Yinka Adegoke
NEW YORK: IBM will invest $1 billion to develop software and recruit thousands of consultants over the next three years to expand its business of making corporate information more accessible to office workers, the company said on Thursday.
The world's largest computer services company is dedicating 15,000 existing consultants to the drive to help steal a march on rivals such as Microsoft Corp., Accenture Ltd and Electronic Data Systems Corp.
It will grow this base by 65 percent, or 9,750 people, globally over the next three years. Most of those will come from outside the company, Michael Schroeck, a partner in IBM Business Consulting Services, told Reuters.
Computer services company BearingPoint Inc. and Web search leader Google Inc. on Tuesday said they would form a corporate consulting practice to apply Google's search techniques inside businesses.

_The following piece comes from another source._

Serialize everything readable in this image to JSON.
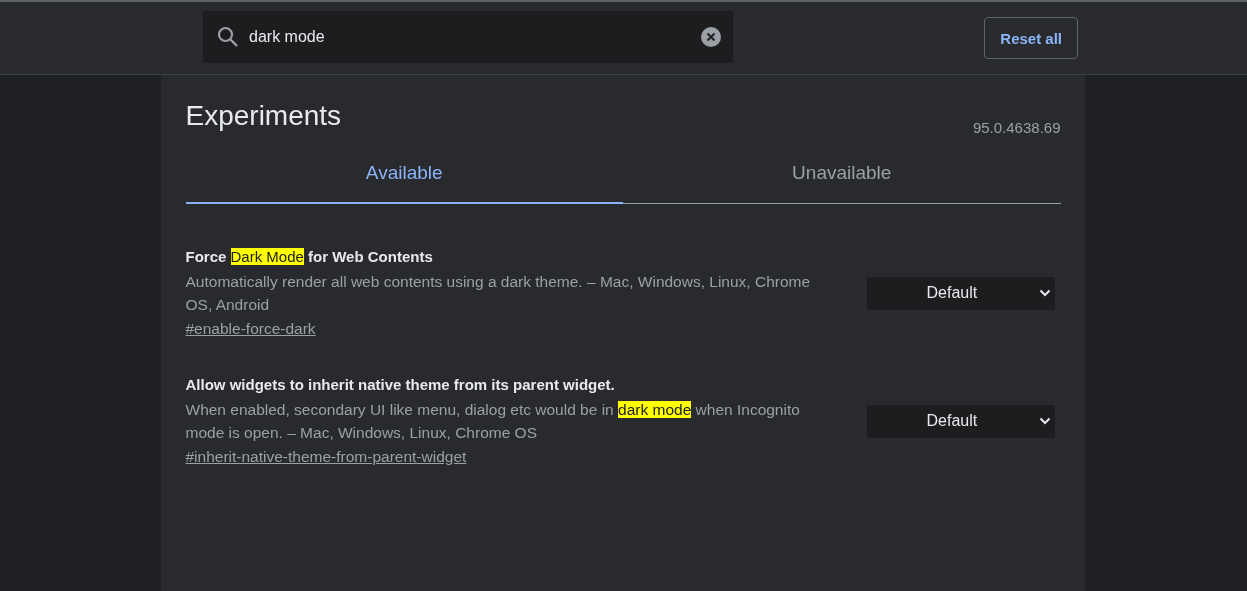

Analysts say these software and services companies are among dozens betting on the market for "information-on-demand," which applies Web techniques to help companies struggling to manage inside and outside their organizations.
"All the big system integrators should be nervous," Forrester analyst Barry Murphy said. "If I was Accenture or EDS, I would be concerned because this puts IBM in a position to have the most experienced services force out there."
To deliver on the promise of speedier access to information, International Business Machines Corp. is bringing together its software and consulting businesses to help clients cope with globalization, mergers and regulatory compliance.
IBM Business Consulting Services was created shortly after IBM bought PWC Consulting three years ago for $3.5 billion.
The new effort marks a major refocusing of the division, executives said. Over the past year, IBM has been organizing worldwide centers that combine IBM researchers, programmers and sales support staff from groups that had operated separately.
Schroeck said the new consultants will focus on corporate governance, managing the flow of corporate data and business performance management, among various areas.
"It's about bringing the structured and unstructured information in an organization together, analyzing the information and delivering it to the right people in the organization when they need it," Schroeck said.
IBM wants to exploit the scale of its business to compete with rivals, some of which have software technology expertise while others have consulting and services staff, but none of which have all the pieces which IBM can offer.
"(These systems integrators) still need to partner with IBM because IBM has some very strong software products - they are going to be forced to walk the fine line between partnership and competition," Murphy said.
"It's a bold move," IDC analyst Henry Morris agreed.
"(IBM has) made significant investments in technologies surrounding information on demand. But the technology investment doesn't make sense unless they are also making investments around a practice to help organizations deploy the technology to deliver the information where it's needed."